Pour influer sur nos cerveaux, les publicitaires disposent d'une énorme puissance de calcul. Ils emploient des mathématiciens pour concevoir les algorithmes, des développeurs pour les traduire en langage informatique, des ingénieurs pour construire l'architecture des bases de données, des analystes pour capter et exploiter des données …

(…) L'espoir suprême des chercheurs est que les ordinateurs donnent du sens à des données diffuses et chaotiques, livrées en vrac. En découvrant des modèles et des corrélations qu'aucun humain n'aurait imaginé, ils répondront à des questions que personne ne leur a posées."

Article auquel j'ajoute cette remarquable approche du Financial Times avec une infographie participative très pédagogique sur la valeur réelle de nos données personnelles (moins d'un dollar pour un individu "normal")

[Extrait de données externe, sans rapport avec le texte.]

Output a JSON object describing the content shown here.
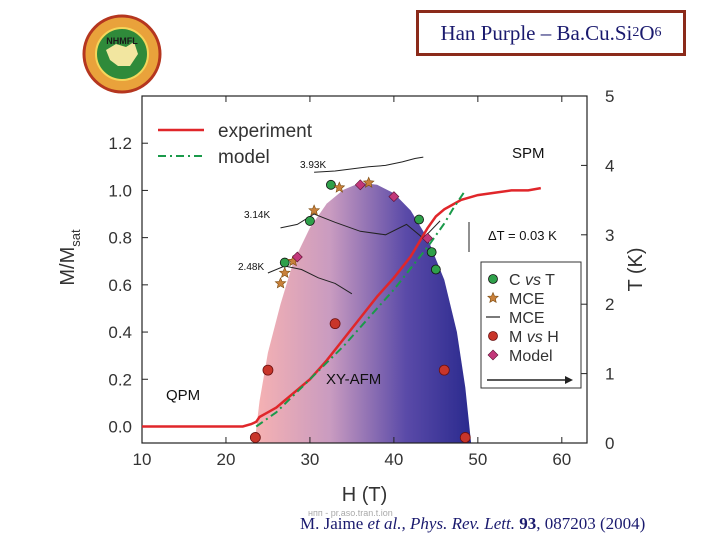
{
  "slide": {
    "title_main": "Han Purple – Ba",
    "title_cu": "Cu",
    "title_si": "Si",
    "title_si_sub": "2",
    "title_o": "O",
    "title_o_sub": "6",
    "logo_text": "NHMFL",
    "logo_ring_text": "FLORIDA STATE UNIVERSITY",
    "watermark": "нпп - pr.aso.tran.t.ion",
    "citation": {
      "authors": "M. Jaime ",
      "etal": "et al., Phys. Rev. Lett.",
      "volume": " 93",
      "rest": ", 087203 (2004)"
    }
  },
  "chart_data": {
    "type": "line",
    "title": "",
    "xlabel": "H (T)",
    "ylabel_left": "M/M",
    "ylabel_left_sub": "sat",
    "ylabel_right": "T (K)",
    "xlim": [
      10,
      63
    ],
    "ylim_left": [
      -0.07,
      1.4
    ],
    "ylim_right": [
      0,
      5.0
    ],
    "x_ticks": [
      10,
      20,
      30,
      40,
      50,
      60
    ],
    "y_left_ticks": [
      "0.0",
      "0.2",
      "0.4",
      "0.6",
      "0.8",
      "1.0",
      "1.2"
    ],
    "y_left_tick_values": [
      0.0,
      0.2,
      0.4,
      0.6,
      0.8,
      1.0,
      1.2
    ],
    "y_right_ticks": [
      "0",
      "1",
      "2",
      "3",
      "4",
      "5"
    ],
    "y_right_tick_values": [
      0,
      1,
      2,
      3,
      4,
      5
    ],
    "legend_top": [
      {
        "name": "experiment",
        "color": "#e0262a",
        "style": "solid"
      },
      {
        "name": "model",
        "color": "#1a9a4a",
        "style": "dashdot"
      }
    ],
    "legend_right": [
      {
        "name": "C vs T",
        "marker": "circle-green"
      },
      {
        "name": "MCE",
        "marker": "star"
      },
      {
        "name": "MCE",
        "marker": "line"
      },
      {
        "name": "M vs H",
        "marker": "circle-red"
      },
      {
        "name": "Model",
        "marker": "diamond"
      }
    ],
    "annotations": {
      "spm": "SPM",
      "qpm": "QPM",
      "xyafm": "XY-AFM",
      "delta_t": "ΔT = 0.03 K",
      "t393": "3.93K",
      "t314": "3.14K",
      "t248": "2.48K"
    },
    "phase_dome_TK": [
      [
        23.4,
        0
      ],
      [
        24.0,
        0.6
      ],
      [
        25.0,
        1.3
      ],
      [
        26.5,
        2.0
      ],
      [
        28.0,
        2.6
      ],
      [
        30.0,
        3.1
      ],
      [
        32.0,
        3.45
      ],
      [
        34.0,
        3.65
      ],
      [
        36.0,
        3.75
      ],
      [
        38.0,
        3.72
      ],
      [
        40.0,
        3.6
      ],
      [
        42.0,
        3.35
      ],
      [
        44.0,
        2.95
      ],
      [
        46.0,
        2.35
      ],
      [
        47.5,
        1.6
      ],
      [
        48.5,
        0.8
      ],
      [
        49.2,
        0
      ]
    ],
    "series": [
      {
        "name": "experiment",
        "color": "#e0262a",
        "x": [
          10,
          14,
          18,
          20,
          22,
          23,
          23.6,
          24,
          25,
          26,
          27,
          28,
          30,
          32,
          34,
          36,
          38,
          40,
          42,
          43,
          44,
          45,
          46,
          47,
          48,
          50,
          52,
          54,
          56,
          57.5
        ],
        "y": [
          0.0,
          0.0,
          0.0,
          0.0,
          0.0,
          0.01,
          0.02,
          0.04,
          0.06,
          0.08,
          0.11,
          0.14,
          0.2,
          0.28,
          0.37,
          0.46,
          0.55,
          0.63,
          0.72,
          0.78,
          0.84,
          0.89,
          0.92,
          0.94,
          0.96,
          0.98,
          0.99,
          1.0,
          1.0,
          1.01
        ]
      },
      {
        "name": "model",
        "color": "#1a9a4a",
        "x": [
          23.6,
          26,
          28,
          30,
          32,
          34,
          36,
          38,
          40,
          42,
          44,
          46,
          47,
          48.5
        ],
        "y": [
          0.0,
          0.06,
          0.13,
          0.2,
          0.27,
          0.34,
          0.42,
          0.5,
          0.58,
          0.67,
          0.76,
          0.86,
          0.92,
          1.0
        ]
      }
    ],
    "points_c_vs_t": {
      "x": [
        27.0,
        30.0,
        32.5,
        43.0,
        44.5,
        45.0
      ],
      "y_TK": [
        2.6,
        3.2,
        3.72,
        3.22,
        2.75,
        2.5
      ]
    },
    "points_mce_stars": {
      "x": [
        26.5,
        27.0,
        28.0,
        30.5,
        33.5,
        37.0
      ],
      "y_TK": [
        2.3,
        2.45,
        2.62,
        3.35,
        3.68,
        3.75
      ]
    },
    "points_m_vs_h": {
      "x": [
        23.5,
        25.0,
        33.0,
        46.0,
        48.5
      ],
      "y_TK": [
        0.08,
        1.05,
        1.72,
        1.05,
        0.08
      ]
    },
    "points_model_diamonds": {
      "x": [
        36.0,
        40.0,
        44.0,
        28.5
      ],
      "y_TK": [
        3.72,
        3.55,
        2.95,
        2.68
      ]
    },
    "mce_traces": [
      {
        "label_ref": "t393",
        "x": [
          30.5,
          33.0,
          35.0,
          37.0,
          39.0,
          41.0,
          42.5,
          43.5
        ],
        "y_TK": [
          3.9,
          3.92,
          3.95,
          3.98,
          4.0,
          4.05,
          4.1,
          4.12
        ]
      },
      {
        "label_ref": "t314",
        "x": [
          26.5,
          28.5,
          30.5,
          33.0,
          36.0,
          39.0,
          41.5,
          43.5,
          45.5
        ],
        "y_TK": [
          3.1,
          3.15,
          3.3,
          3.18,
          3.05,
          3.0,
          3.15,
          2.95,
          3.2
        ]
      },
      {
        "label_ref": "t248",
        "x": [
          25.0,
          27.0,
          29.0,
          31.0,
          33.0,
          35.0
        ],
        "y_TK": [
          2.45,
          2.55,
          2.5,
          2.38,
          2.3,
          2.15
        ]
      }
    ]
  }
}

  • Ayatollahs du monopole algorithmique.

Et paf, nouvel article saignant, signalé et résumé dans le tout nouveau site de feu la rubrique "A lire ailleurs" d'Internet Actu.

  • Ayatollahs du coût zéro.

Facebook et Google (et quelques autres mais surtout ces 2 là) sont lancés dans une course éperdue pour proposer un accès internet haut-débit à coût zéro aux prochains milliards d'internautes connectés. Le retour à une économie servicielle prôné dans l'article de Valérie Peugeot est le seul à pouvoir limiter les risques afférents à des écosystèmes propriétaires (Google et Facebook donc) devenus des internets de substitution, ou simplement les fins d'internet.

  • Ayatollahs de la documentation.

Un autre article a récemment pas mal tourné, relatant la cérémonie des clés de l'Icann où 14 personnes détiennent 7 clés permettant d'accéder à la base de donnée de l'Icann, sorte de paradigme classificatoire, d'Index Mundi à côté duquel la classification Dewey ressemble à un foutoir organisé. <incise inutile, just for fun> Pour un enseignant en "sciences de l'information", c'est toujours un délicieux vertige quasi orgasmique de constater que la totalité du web repose sur un fichier d'index inversé associant des chiffres – cabalistiques adresses IP – à des noms – déclaratifs noms de domaine. Bref de constater que les régulations des plus avancées des technologies les plus modernes demeurent réductibles et irréductiblement liées à une technologie de repérage, d'association et de correspondance inventée dans les 1ères bibliothèques de la haute antiquité. </incise inutile, just for fun>

  • Ayatollahs de la peur.

Ceux qui nous promettent l'invasion des profanateurs de Data, "Invasion of the Data Snatchers." <Rien à voir mais ça m'a fait rire jaune> D'autant que sur le marché aussi porteur qu'émergent de la mort numérique, la profanation de sépulture prend des tournures inattendues</je vous avais prévenu que ça n'avait rien à voir>

Prends la Data et tire-toi.

En essayant de ne pas sombrer moi-même dans les travers ayatollesques que je dénonce, je voudrais rappeler tout de même l'urgence à cesser les imprécations et à se sortir les doigts du monastère du numérique au profit d'une imposition des mains sur le ministère de la chose publique, et réciproquement.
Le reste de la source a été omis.